1. Harry Quirk's obsession with his imploding marriage forms a
central arc in The Astral. Do you trust his
narrative of the marriage and its dissolution? How does your
opinion of him evolve as you read the novel?
2. Luz is convinced that Harry is sleeping with Marion.
Although her accusations of sexual intimacy are unfounded, Harry
and Marion are very close friends. Do you think that it is
possible to commit emotional infidelity, and if so, is Harry guilty
of it? How would you define an "emotional affair"?
3. In Chapter Fourteen, Harry visits his wife's therapist,
Helen. What do you make of Harry's animosity towards
her? Why do you think the author included this
confrontation?
4. Harry's work-in-progress, "an epic poem of loss and
displacement," is titled The Astral. How does this
echo the symbolic role of The Astral apartment building in the
novel?
5. During the course of the novel, Harry and Karina pay several
visits to Hector at the Sag Harbor compound. How do these
experiences compare, and what do they contribute to our
understanding of Hector and his situation? Do you think
Hector is a true believer of the Children of Hashem cult, or is he
an opportunist like his older consort Christa?
6. The Astral portrays a multi-racial, multi-ethnic,
rapidly changing Brooklyn of artists, artisans, immigrants, and
long-settled locals. Discuss the tensions inherent in such a
quilt of social types. How does the author portray the
interactions between immigration and gentrification?

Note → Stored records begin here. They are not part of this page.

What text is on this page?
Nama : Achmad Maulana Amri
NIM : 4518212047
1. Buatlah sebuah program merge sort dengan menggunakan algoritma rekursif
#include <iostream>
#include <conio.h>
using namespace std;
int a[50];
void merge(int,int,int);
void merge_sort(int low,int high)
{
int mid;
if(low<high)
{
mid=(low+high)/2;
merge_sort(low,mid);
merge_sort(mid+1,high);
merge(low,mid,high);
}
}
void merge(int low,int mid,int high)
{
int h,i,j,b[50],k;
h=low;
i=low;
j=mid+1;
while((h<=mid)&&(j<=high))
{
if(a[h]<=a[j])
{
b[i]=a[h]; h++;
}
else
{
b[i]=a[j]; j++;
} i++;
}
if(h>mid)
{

7. Kate Christensen once wrote an influential essay titled
"Loser Lit" in praise of such books as Lucky Jim, A
Confederacy of Dunces, Jernigan and Wonder
Boys, whose books center on self-defeating characters whose
often comic misadventures as they slide to the bottom have garnered
these novels fervent cult followings. To what extent do you think
Harry Quirk qualifies as a Loser Lit antihero?